A fé cristã está entre as que mais crescem no planeta, principalmente em países da África e da América Latina

Por Ana Cleide Pacheco

No final do século 19, quando o filósofo Friedrich Nietzsche (1844-1900) declarou que Deus estava morto, jamais imaginaria que, em pleno século 21, o mundo estaria cada vez mais religioso. E o pensador alemão nem sequer poderia cogitar que a fé cristã estaria em alta, angariando cada dia mais adeptos, como mostra a última edição do levantamento Status do Cristianismo Global, realizada anualmente por pesquisadores do Seminário Teológico Gordon-Conwell, na cidade de Hamilton (Massachusetts), um dos mais respeitados dos Estados Unidos.
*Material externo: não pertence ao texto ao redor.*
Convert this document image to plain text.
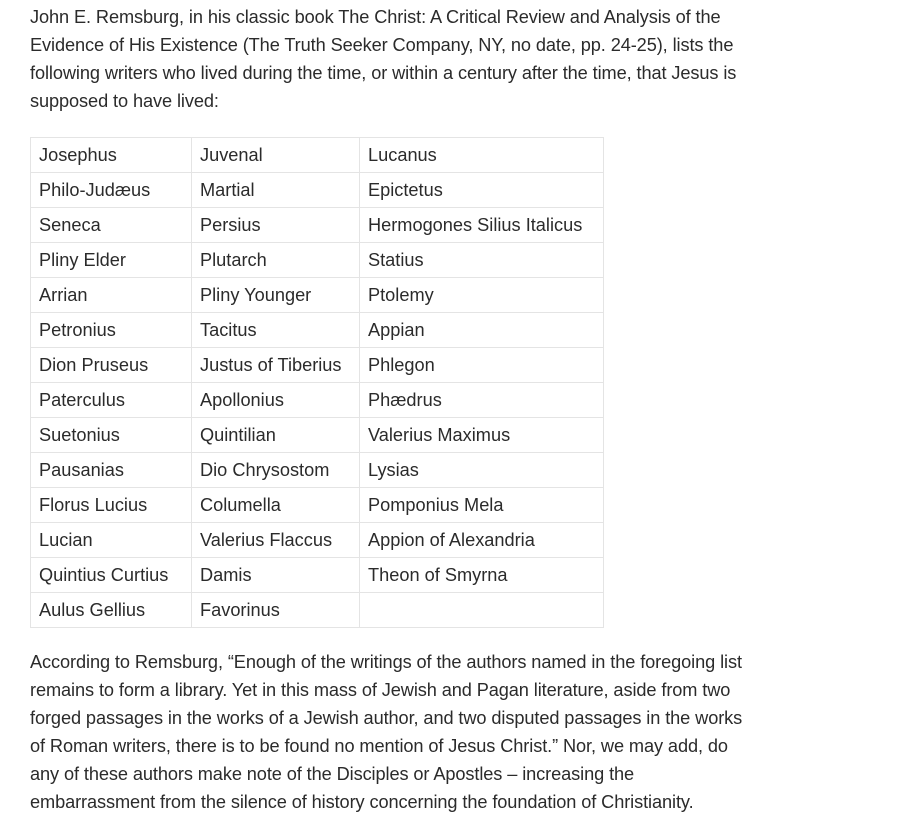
John E. Remsburg, in his classic book The Christ: A Critical Review and Analysis of the Evidence of His Existence (The Truth Seeker Company, NY, no date, pp. 24-25), lists the following writers who lived during the time, or within a century after the time, that Jesus is supposed to have lived:

Josephus	Juvenal	Lucanus
Philo-Judæus	Martial	Epictetus
Seneca	Persius	Hermogones Silius Italicus
Pliny Elder	Plutarch	Statius
Arrian	Pliny Younger	Ptolemy
Petronius	Tacitus	Appian
Dion Pruseus	Justus of Tiberius	Phlegon
Paterculus	Apollonius	Phædrus
Suetonius	Quintilian	Valerius Maximus
Pausanias	Dio Chrysostom	Lysias
Florus Lucius	Columella	Pomponius Mela
Lucian	Valerius Flaccus	Appion of Alexandria
Quintius Curtius	Damis	Theon of Smyrna
Aulus Gellius	Favorinus	

According to Remsburg, “Enough of the writings of the authors named in the foregoing list remains to form a library. Yet in this mass of Jewish and Pagan literature, aside from two forged passages in the works of a Jewish author, and two disputed passages in the works of Roman writers, there is to be found no mention of Jesus Christ.” Nor, we may add, do any of these authors make note of the Disciples or Apostles – increasing the embarrassment from the silence of history concerning the foundation of Christianity.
De acordo com a pesquisa, nenhuma outra religião tem experimentado um aumento do número de fiéis tão grande como o cristianismo (1,17%), uma taxa de crescimento pouco inferior ao da população mundial, algo em torno de 1,27%. Em números absolutos, significa dizer que, até o final de 2022, o mundo contará com quase 2,6 bilhões de cristãos (quase um terço da população global, de 7,96 bilhões de pessoas) e, por volta de 2050, chegará a 3,3 bilhões. Hoje, os católicos ainda representam o maior segmento cristão do planeta – com 1,26 bilhão de fiéis –, mas os grupos que mais ascendem são os pentecostais (1,88% ao ano) e os evangélicos tradicionais (1,8%).

Voz do engano: o filósofo Friedrich Nietzsche (1844-1900), o qual declarou, no final do século 19, que Deus estava morto
Foto: Wikimedia

E, novamente contrariando Nietzsche, o estudo de Gordon-Conwell mostrou que o número dos chamados “sem religião”, ou que preferem não se identificar com qualquer conjunto formal de crenças, tem subido bem menos: 0,52% ao ano. Os ateus também estão em baixa, com um crescimento em torno de 0,18%. De acordo com o levantamento, o número de descrentes está em queda no planeta: atualmente há menos ateus (147 milhões) do que havia em 1970 (165 milhões). Os pesquisadores acreditam que esse número de descrentes será ainda menor por volta de 2050.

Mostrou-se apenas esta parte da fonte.